Still, critics of the I-94 expansion have pointed to an apparent disconnect between the expansion project and Evers’ own climate change task force, led by Lt. Gov. Mandela Barnes, which highlighted the historically detrimental effects of urban freeways and ports on communities of color in a 120-page report. “This results in high exposure to air, water, and noise pollution in these communities, which in turn results in racial health disparities and economic divestment,” the task force wrote in December 2020.
The disconnect is obvious, Cassie Steiner, campaign coordinator with the environmental group Sierra Club of Wisconsin, said in an interview.

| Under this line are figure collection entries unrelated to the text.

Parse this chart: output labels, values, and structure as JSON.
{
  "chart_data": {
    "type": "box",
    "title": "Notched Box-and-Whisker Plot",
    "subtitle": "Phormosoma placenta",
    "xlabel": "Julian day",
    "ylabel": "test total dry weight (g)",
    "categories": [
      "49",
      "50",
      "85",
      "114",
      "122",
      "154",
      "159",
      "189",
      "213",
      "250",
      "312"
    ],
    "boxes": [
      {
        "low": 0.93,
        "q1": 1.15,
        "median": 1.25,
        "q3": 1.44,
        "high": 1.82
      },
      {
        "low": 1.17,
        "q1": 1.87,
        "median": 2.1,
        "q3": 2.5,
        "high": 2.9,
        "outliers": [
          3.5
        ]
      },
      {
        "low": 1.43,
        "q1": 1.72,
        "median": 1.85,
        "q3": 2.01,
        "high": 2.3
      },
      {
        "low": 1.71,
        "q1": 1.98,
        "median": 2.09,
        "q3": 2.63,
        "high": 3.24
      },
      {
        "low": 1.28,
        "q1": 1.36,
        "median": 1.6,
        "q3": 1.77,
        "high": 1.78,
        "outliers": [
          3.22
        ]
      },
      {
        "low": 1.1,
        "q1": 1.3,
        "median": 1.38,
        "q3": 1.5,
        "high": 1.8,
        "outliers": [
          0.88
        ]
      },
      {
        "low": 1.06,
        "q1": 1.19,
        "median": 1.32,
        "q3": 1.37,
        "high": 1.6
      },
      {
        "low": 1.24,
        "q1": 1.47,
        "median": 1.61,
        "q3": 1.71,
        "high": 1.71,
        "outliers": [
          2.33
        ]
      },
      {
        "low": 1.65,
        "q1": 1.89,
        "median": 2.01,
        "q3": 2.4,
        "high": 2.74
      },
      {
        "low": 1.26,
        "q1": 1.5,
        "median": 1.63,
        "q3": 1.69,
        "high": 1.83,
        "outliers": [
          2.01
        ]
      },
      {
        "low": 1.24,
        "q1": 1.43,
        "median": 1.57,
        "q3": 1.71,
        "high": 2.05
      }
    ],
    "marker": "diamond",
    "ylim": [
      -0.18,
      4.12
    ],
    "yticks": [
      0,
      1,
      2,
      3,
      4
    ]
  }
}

“Seeing this project moved forward by the Evers administration, who has expressed so much concern about this climate crisis, is really disappointing and out of line with the administration’s values,” Steiner said.
‘Fix at Six’
There is almost universal agreement that the half-century-old segment of freeway is in need of repair and safety improvements—the crash rate on the stretch is two to three times higher than the state average, and rush hour frequently results in severe congestion—but not everyone agrees expansion is necessary to achieve those goals.
“Improving the safety is really paramount and one of the key things we’re trying to accomplish with the project,” Brian Bliesner, the southeast Wisconsin freeways chief for the state DOT, said during the Tuesday virtual public involvement meeting.

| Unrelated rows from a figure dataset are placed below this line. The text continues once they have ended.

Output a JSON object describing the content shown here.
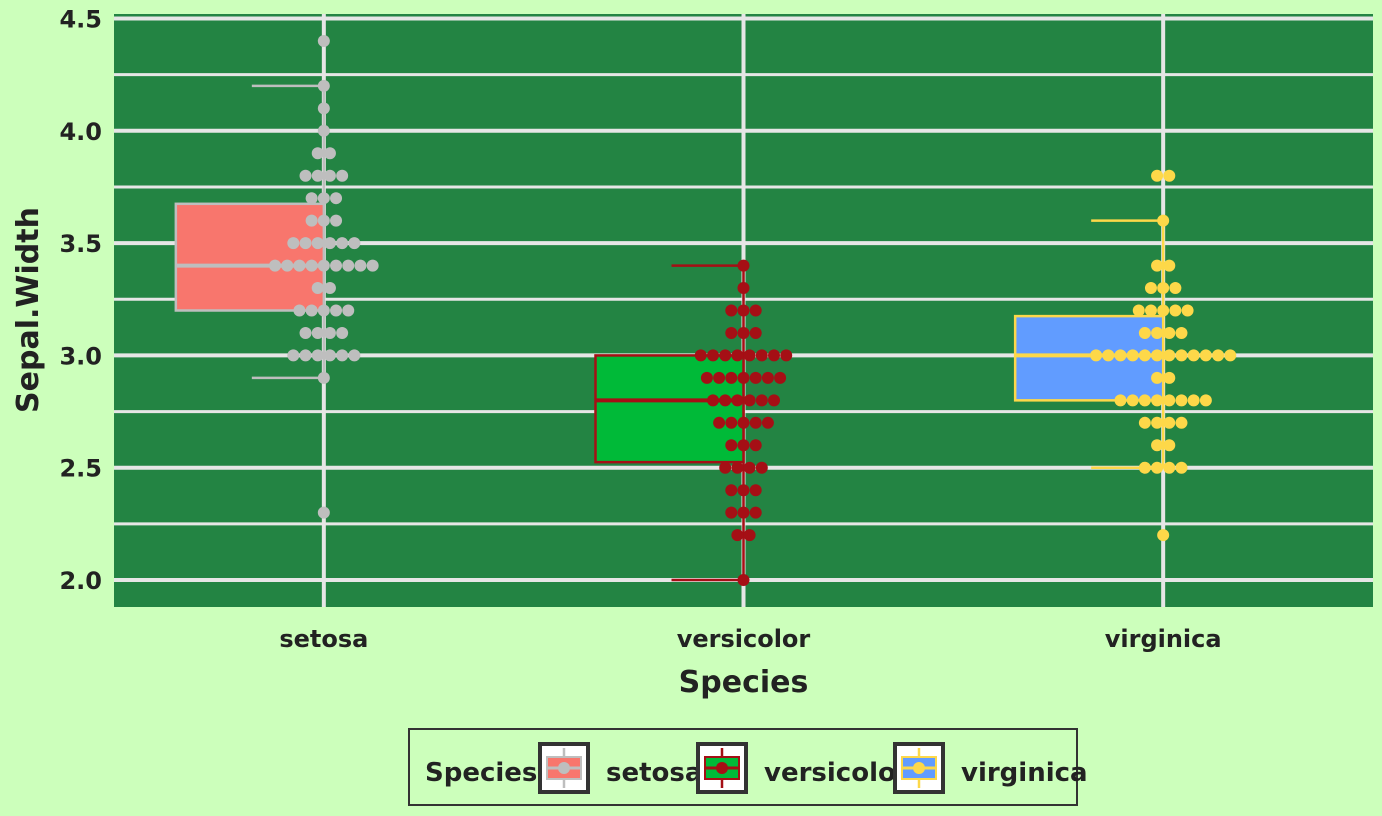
{
  "chart_data": {
    "type": "box",
    "xlabel": "Species",
    "ylabel": "Sepal.Width",
    "ylim": [
      1.88,
      4.52
    ],
    "yticks": [
      "2.0",
      "2.5",
      "3.0",
      "3.5",
      "4.0",
      "4.5"
    ],
    "grid": true,
    "legend": {
      "title": "Species",
      "position": "bottom"
    },
    "categories": [
      "setosa",
      "versicolor",
      "virginica"
    ],
    "colors": {
      "panel": "#238443",
      "grid": "#e6e6e6",
      "background": "#ccffbb"
    },
    "series": [
      {
        "name": "setosa",
        "fill": "#f8766d",
        "line_color": "#bebebe",
        "min": 2.9,
        "q1": 3.2,
        "median": 3.4,
        "q3": 3.675,
        "max": 4.2,
        "points": [
          {
            "y": 2.3,
            "n": 1
          },
          {
            "y": 2.9,
            "n": 1
          },
          {
            "y": 3.0,
            "n": 6
          },
          {
            "y": 3.1,
            "n": 4
          },
          {
            "y": 3.2,
            "n": 5
          },
          {
            "y": 3.3,
            "n": 2
          },
          {
            "y": 3.4,
            "n": 9
          },
          {
            "y": 3.5,
            "n": 6
          },
          {
            "y": 3.6,
            "n": 3
          },
          {
            "y": 3.7,
            "n": 3
          },
          {
            "y": 3.8,
            "n": 4
          },
          {
            "y": 3.9,
            "n": 2
          },
          {
            "y": 4.0,
            "n": 1
          },
          {
            "y": 4.1,
            "n": 1
          },
          {
            "y": 4.2,
            "n": 1
          },
          {
            "y": 4.4,
            "n": 1
          }
        ]
      },
      {
        "name": "versicolor",
        "fill": "#00ba38",
        "line_color": "#a50f15",
        "min": 2.0,
        "q1": 2.525,
        "median": 2.8,
        "q3": 3.0,
        "max": 3.4,
        "points": [
          {
            "y": 2.0,
            "n": 1
          },
          {
            "y": 2.2,
            "n": 2
          },
          {
            "y": 2.3,
            "n": 3
          },
          {
            "y": 2.4,
            "n": 3
          },
          {
            "y": 2.5,
            "n": 4
          },
          {
            "y": 2.6,
            "n": 3
          },
          {
            "y": 2.7,
            "n": 5
          },
          {
            "y": 2.8,
            "n": 6
          },
          {
            "y": 2.9,
            "n": 7
          },
          {
            "y": 3.0,
            "n": 8
          },
          {
            "y": 3.1,
            "n": 3
          },
          {
            "y": 3.2,
            "n": 3
          },
          {
            "y": 3.3,
            "n": 1
          },
          {
            "y": 3.4,
            "n": 1
          }
        ]
      },
      {
        "name": "virginica",
        "fill": "#619cff",
        "line_color": "#fdd849",
        "min": 2.5,
        "q1": 2.8,
        "median": 3.0,
        "q3": 3.175,
        "max": 3.6,
        "points": [
          {
            "y": 2.2,
            "n": 1
          },
          {
            "y": 2.5,
            "n": 4
          },
          {
            "y": 2.6,
            "n": 2
          },
          {
            "y": 2.7,
            "n": 4
          },
          {
            "y": 2.8,
            "n": 8
          },
          {
            "y": 2.9,
            "n": 2
          },
          {
            "y": 3.0,
            "n": 12
          },
          {
            "y": 3.1,
            "n": 4
          },
          {
            "y": 3.2,
            "n": 5
          },
          {
            "y": 3.3,
            "n": 3
          },
          {
            "y": 3.4,
            "n": 2
          },
          {
            "y": 3.6,
            "n": 1
          },
          {
            "y": 3.8,
            "n": 2
          }
        ]
      }
    ]
  }
}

About 250 people viewed the meeting in real time, with several dozen of them asking questions in the chat, such as how the expansion would affect communities of color and whether the DOT would consider simply repairing the freeway.

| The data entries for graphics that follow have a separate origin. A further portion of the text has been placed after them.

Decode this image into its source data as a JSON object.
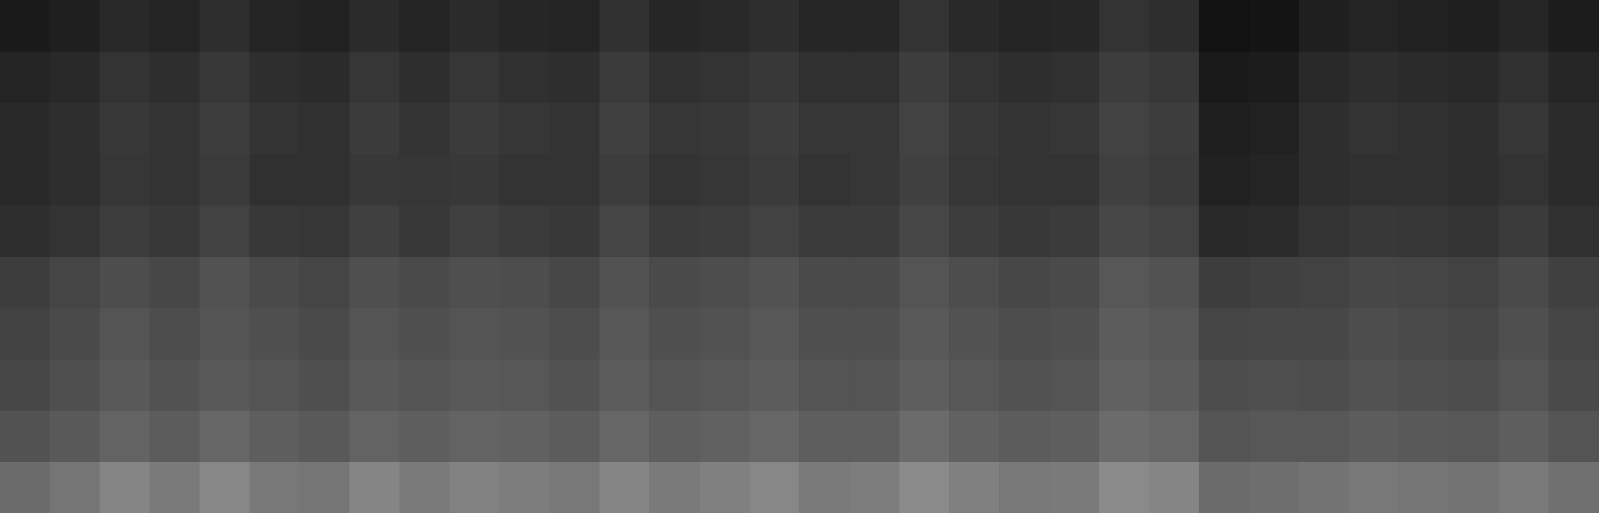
{
  "chart_data": {
    "type": "heatmap",
    "tick_labels": false,
    "zlim": [
      0,
      100
    ],
    "cells": [
      [
        10,
        12,
        16,
        14,
        18,
        14,
        13,
        17,
        14,
        17,
        15,
        14,
        19,
        15,
        16,
        18,
        15,
        15,
        20,
        16,
        14,
        15,
        20,
        18,
        7,
        8,
        12,
        14,
        13,
        12,
        15,
        11
      ],
      [
        14,
        16,
        20,
        18,
        22,
        18,
        17,
        21,
        18,
        21,
        19,
        18,
        23,
        19,
        20,
        22,
        19,
        19,
        24,
        20,
        18,
        19,
        24,
        22,
        10,
        11,
        16,
        18,
        17,
        16,
        19,
        15
      ],
      [
        16,
        18,
        22,
        20,
        24,
        20,
        19,
        23,
        20,
        23,
        21,
        20,
        25,
        21,
        22,
        24,
        21,
        21,
        26,
        22,
        20,
        21,
        26,
        24,
        12,
        13,
        18,
        20,
        19,
        18,
        21,
        17
      ],
      [
        16,
        18,
        21,
        20,
        23,
        19,
        19,
        22,
        21,
        22,
        20,
        20,
        24,
        20,
        21,
        23,
        20,
        21,
        25,
        21,
        20,
        20,
        25,
        23,
        13,
        14,
        18,
        19,
        19,
        18,
        20,
        17
      ],
      [
        18,
        20,
        24,
        22,
        26,
        22,
        21,
        25,
        22,
        25,
        23,
        22,
        27,
        23,
        24,
        26,
        23,
        23,
        28,
        24,
        22,
        23,
        28,
        26,
        16,
        17,
        20,
        22,
        21,
        20,
        23,
        19
      ],
      [
        24,
        27,
        30,
        28,
        32,
        29,
        27,
        31,
        29,
        31,
        30,
        28,
        32,
        29,
        30,
        32,
        29,
        29,
        33,
        30,
        28,
        29,
        34,
        32,
        24,
        25,
        26,
        28,
        27,
        26,
        29,
        25
      ],
      [
        26,
        29,
        33,
        30,
        33,
        31,
        29,
        33,
        31,
        33,
        32,
        30,
        34,
        31,
        32,
        34,
        31,
        31,
        35,
        32,
        30,
        31,
        36,
        34,
        27,
        28,
        28,
        30,
        29,
        28,
        31,
        27
      ],
      [
        28,
        31,
        35,
        32,
        35,
        33,
        31,
        35,
        33,
        35,
        34,
        32,
        36,
        33,
        34,
        36,
        33,
        33,
        37,
        34,
        32,
        33,
        38,
        36,
        30,
        31,
        30,
        32,
        31,
        30,
        33,
        29
      ],
      [
        32,
        35,
        39,
        36,
        40,
        37,
        35,
        39,
        37,
        39,
        38,
        36,
        40,
        37,
        38,
        40,
        37,
        37,
        42,
        38,
        36,
        37,
        42,
        40,
        33,
        34,
        34,
        36,
        35,
        34,
        37,
        33
      ],
      [
        42,
        46,
        52,
        48,
        53,
        47,
        46,
        52,
        48,
        51,
        49,
        47,
        52,
        48,
        50,
        53,
        48,
        49,
        54,
        50,
        47,
        48,
        54,
        52,
        42,
        43,
        45,
        47,
        46,
        45,
        48,
        44
      ]
    ]
  }
}
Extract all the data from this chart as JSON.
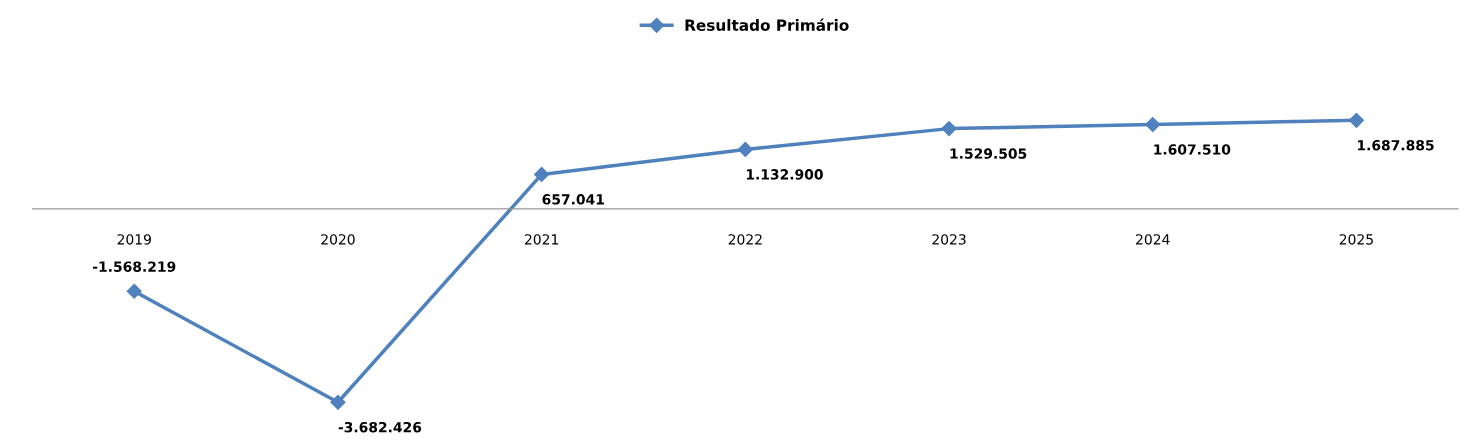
{
  "chart_data": {
    "type": "line",
    "categories": [
      "2019",
      "2020",
      "2021",
      "2022",
      "2023",
      "2024",
      "2025"
    ],
    "series": [
      {
        "name": "Resultado Primário",
        "color": "#4f81bd",
        "values": [
          -1568219,
          -3682426,
          657041,
          1132900,
          1529505,
          1607510,
          1687885
        ],
        "value_labels": [
          "-1.568.219",
          "-3.682.426",
          "657.041",
          "1.132.900",
          "1.529.505",
          "1.607.510",
          "1.687.885"
        ]
      }
    ],
    "legend": "top",
    "marker": "diamond",
    "line_style": "solid",
    "grid": false
  }
}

A handful of commenters started repeating the phrase “Fix at Six” to signify their support for a counterproposal for the state DOT to make repairs and safety improvements without adding two additional lanes.
Some members of the Milwaukee Common Council are also opposing the expansion because of the $1 billion price tag, and because the DOT is relying on traffic and environmental studies from 2016 to inform the current design.
The project was first approved in 2016, but former Republican Gov. Scott Walker pulled the plug in 2017 because he didn’t want to spend state tax dollars in Milwaukee. The Sierra Club, Milwaukee Innercity Congregations Allied for Hope (MICAH), and the NAACP of Milwaukee had also filed a federal lawsuit to stop the project before Walker changed his mind.
The Sierra Club is part of the Coalition for More Responsible Transportation in Wisconsin, which is made up of social justice and environmental groups from around the state, including the American Civil Liberties Union of Wisconsin and MICAH, and opposes Evers’ plan to resume the freeway expansion.
Steiner said she is holding out hope the Federal Highway Administration will halt the project. The administration this month asked Texas to hit pause on a planned interstate expansion in Houston after residents there raised civil rights concerns.
“Repairing at its current six-lane footprint is the best solution,” Steiner said, arguing that it will strike a balance between environmental and racial justice, safety, and economic growth.
Bliesner said the stretch of road would need to see a 25% traffic reduction to justify keeping it at six lanes. Traffic data shows the number of vehicles that pass through the corridor on an average day has fluctuated over the past two decades but not substantially increased. While traffic numbers plummeted in 2020 due to the coronavirus pandemic, Bliesner said travel has returned to near pre-pandemic levels.
The state DOT’s final design is anticipated this year. If approved, the construction is expected to start in 2023 or 2024 and take three to four years.
UPDATE: The headline of this story has been updated.